2016’da SCAQMD, TBAc’nin boya ve kaplamalardaki VOC’lerin serbest solvent listesinde kalmasına izin vermek için neredeyse yirmi yıl önce yaptıkları kararı gözden geçirme kararı aldı. 1997’de bir kimyasal imalat şirketi TBAc muafiyet statüsü için öneride bulunduğunda, uzun vadeli sağlık etkilerinin inceleneceği ve zaman içinde gözden geçirileceği uyarısıyla muafiyet için müsade verilmişti. 2000’li yılların başlarındaki çalışmalar, TBAc’nin bir kanserojen olarak bulunma potansiyeline sahip olduğunu keşfetmesi insan sağlığına potansiyel riskleri ile ilgili endişeleri artırdı. Bununla birlikte EPA, yakın zamanda TBAc’nin ürettiği VOC raporlamasından muaf tutulmasına izin vererek 20 yıllık bir politikayı tersine çevirdi. TBAc’nin hava kalitesi üzerinde önemli bir olumsuz etkisi olmadığı görülmekle birlikte, işçiler ve kaplama kullanıcıları için ciddi bir sağlık riski oluşturabilir. TBAc, muaf statüsünü kaybederse, alternatif çözücüler kullanılmak zorunda kalınacak ve kaplama endüstrisi üzerinde olumsuz bir mali etkiye sahip olacaktır. Bir zamanlar “mükemmel yeşil solvent” olarak düşünülen TBAc’nin, daha önce teşvik edildiği kadar yeşil olup olmadığını belirlemek için inceleme altında olduğu görülüyor.
Ağır Metaller
Kurşun, birçok boyada, kaplamalarda ve astarlarda onlarca yıldır anti-korozif pigment olarak kullanılan ağır bir metaldir ve olumsuz sağlık etkileri belgelenmiştir. Kurşun, parlak ve zengin renkler oluşturmak için başka bir ağır metal olan krom ile eşleştirildi (kurşun kromat olarak) ve boyalarda bir pigment olarak kullanıldı. 1970’lerin sonlarında ABD’de tüketici boyalarının aşamalı olarak uygulanmasına rağmen, birçok endüstriyel kaplamada kurşun kullanıldı. Kurşun, birçok endüstriyel kaplama, astar, askeri formülasyonlarda ve hatta trafik boyasında 2000’li yılların başına kadar kullanıldı. Aslında kurşun ve kromatlar günümüzde çeşitli kaplama türlerinde halen kullanılmaktadır. Birkaç yıl önce, bebek oyuncaklarından çelik kafeslere kadar ithal edilen birçok Çin malındada kurşun kromat tespit edildi. Küresel kamuoyu tepkisi, Çin’in kurşun yeşiliğini yeniden düşünmesine, kurşun esaslı boyalar ve onlarla kaplı ürünlerin ihracatı hakkıda düzenleme yapmasına neden oldu. Bununla birlikte, ülke son zamanlarda kurşun esaslı boyaların kullanımını kendi sınırları dahilinde sınırlamaya ve son olarak dünyanın kurşun algısı ve kötü etkileri konusunda geliştirmeye karar verdi.

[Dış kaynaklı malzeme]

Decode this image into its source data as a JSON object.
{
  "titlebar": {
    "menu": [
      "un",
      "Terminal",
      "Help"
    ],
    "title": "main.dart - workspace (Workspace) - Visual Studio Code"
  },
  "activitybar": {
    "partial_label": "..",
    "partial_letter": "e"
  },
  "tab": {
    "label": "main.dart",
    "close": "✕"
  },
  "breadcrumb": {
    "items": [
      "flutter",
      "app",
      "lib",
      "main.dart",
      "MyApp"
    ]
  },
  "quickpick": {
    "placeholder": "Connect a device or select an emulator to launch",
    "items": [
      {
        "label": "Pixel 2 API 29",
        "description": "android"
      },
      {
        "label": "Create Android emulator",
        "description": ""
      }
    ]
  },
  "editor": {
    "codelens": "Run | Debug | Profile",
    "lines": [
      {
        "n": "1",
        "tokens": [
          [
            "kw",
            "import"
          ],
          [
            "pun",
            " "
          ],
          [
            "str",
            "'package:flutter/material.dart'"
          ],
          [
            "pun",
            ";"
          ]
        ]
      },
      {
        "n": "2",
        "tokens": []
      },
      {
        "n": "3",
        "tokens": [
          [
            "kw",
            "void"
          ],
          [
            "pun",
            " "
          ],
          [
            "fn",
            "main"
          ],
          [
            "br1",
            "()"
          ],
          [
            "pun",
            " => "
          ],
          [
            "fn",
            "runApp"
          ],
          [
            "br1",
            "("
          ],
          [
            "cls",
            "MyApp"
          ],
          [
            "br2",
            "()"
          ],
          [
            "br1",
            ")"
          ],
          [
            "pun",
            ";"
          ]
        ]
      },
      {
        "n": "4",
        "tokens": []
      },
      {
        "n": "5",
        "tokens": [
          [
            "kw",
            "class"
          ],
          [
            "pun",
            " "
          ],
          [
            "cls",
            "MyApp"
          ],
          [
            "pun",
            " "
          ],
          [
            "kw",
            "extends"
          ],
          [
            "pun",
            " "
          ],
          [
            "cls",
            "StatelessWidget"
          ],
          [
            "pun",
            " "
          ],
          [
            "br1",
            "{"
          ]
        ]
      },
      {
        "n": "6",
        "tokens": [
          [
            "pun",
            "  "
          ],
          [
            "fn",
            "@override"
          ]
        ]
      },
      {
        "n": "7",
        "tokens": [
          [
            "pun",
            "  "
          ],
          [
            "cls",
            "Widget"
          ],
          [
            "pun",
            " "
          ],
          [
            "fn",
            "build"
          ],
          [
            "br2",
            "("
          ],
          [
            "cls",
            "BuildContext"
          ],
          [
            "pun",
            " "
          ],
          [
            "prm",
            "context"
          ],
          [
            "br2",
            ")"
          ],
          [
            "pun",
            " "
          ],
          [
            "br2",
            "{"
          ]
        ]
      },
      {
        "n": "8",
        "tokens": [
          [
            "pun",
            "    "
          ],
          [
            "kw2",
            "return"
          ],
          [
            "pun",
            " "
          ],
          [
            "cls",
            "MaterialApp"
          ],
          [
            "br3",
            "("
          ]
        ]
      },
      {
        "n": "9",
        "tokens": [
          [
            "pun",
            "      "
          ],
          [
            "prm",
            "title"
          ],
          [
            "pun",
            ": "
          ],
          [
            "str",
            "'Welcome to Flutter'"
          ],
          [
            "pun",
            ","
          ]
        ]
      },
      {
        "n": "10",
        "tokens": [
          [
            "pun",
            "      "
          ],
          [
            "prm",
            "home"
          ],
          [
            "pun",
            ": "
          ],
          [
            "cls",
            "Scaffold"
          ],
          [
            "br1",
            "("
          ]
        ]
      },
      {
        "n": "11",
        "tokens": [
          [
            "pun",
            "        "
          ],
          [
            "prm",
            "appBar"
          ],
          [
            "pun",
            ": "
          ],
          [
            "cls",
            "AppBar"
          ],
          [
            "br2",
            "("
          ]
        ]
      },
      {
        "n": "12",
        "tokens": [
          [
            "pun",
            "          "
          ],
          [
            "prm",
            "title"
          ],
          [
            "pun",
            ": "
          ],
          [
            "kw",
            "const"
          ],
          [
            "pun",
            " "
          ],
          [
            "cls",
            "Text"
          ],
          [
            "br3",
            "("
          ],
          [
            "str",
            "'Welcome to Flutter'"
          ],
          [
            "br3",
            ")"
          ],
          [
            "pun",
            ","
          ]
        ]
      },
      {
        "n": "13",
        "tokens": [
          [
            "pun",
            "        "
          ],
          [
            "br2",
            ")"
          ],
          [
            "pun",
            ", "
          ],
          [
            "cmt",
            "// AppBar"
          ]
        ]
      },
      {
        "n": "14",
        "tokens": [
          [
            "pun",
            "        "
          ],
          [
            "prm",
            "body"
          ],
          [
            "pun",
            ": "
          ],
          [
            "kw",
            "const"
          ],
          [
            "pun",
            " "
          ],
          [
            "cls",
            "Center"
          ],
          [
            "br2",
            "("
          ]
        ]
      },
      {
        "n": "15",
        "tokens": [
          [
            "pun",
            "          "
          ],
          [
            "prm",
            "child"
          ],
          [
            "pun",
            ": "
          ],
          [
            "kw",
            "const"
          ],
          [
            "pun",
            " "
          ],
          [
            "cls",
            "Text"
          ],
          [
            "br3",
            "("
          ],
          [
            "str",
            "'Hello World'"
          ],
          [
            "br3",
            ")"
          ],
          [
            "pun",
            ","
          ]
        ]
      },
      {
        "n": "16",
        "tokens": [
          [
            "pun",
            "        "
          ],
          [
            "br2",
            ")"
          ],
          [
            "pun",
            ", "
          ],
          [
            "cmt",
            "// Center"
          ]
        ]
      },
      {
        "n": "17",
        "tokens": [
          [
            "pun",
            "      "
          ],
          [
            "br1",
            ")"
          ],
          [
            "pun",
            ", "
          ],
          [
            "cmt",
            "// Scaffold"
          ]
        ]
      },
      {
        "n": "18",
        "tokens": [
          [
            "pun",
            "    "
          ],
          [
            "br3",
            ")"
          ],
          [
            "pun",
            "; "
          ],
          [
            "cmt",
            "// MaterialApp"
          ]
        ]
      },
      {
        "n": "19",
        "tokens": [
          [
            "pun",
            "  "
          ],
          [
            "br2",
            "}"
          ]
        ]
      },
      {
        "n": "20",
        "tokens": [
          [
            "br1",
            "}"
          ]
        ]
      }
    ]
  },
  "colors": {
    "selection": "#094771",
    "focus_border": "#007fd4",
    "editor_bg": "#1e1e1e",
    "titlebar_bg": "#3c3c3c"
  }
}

KÜRESEL STANDARDI OLUŞTURMAK
Bir evrensel standart oluşturmak için aşağıdaki adımların gerçekleşmesi gerekir.
Ortak Temel
İlgili başlıca oyuncular – endüstri tedarikçileri, düzenleyici kurumlar ve HSE uzmanları – başlangıç noktası olarak ortak bir zemin bulmak zorundadırlar. Ortak noktaları ve standartlaştırılmış yöntemleri kabul ederek, basitleştirilmiş kural paketinin tasarlanması, düzenlenmesi ve uyulması hedefi başarılı kılar.
İstisnaları En Aza İndirin
Her zaman istisnalar olmalıdır, ancak bir bolluk yerine bir avuca indirilebilinirse standartlaştırılabilir, böylece anlamak ve uymak daha kolay olur. Yine endüstrilerin önde gelen oyuncuları, hem pratik hem de uygulanabilir bir plan geliştirmek için kritik önem taşıyor.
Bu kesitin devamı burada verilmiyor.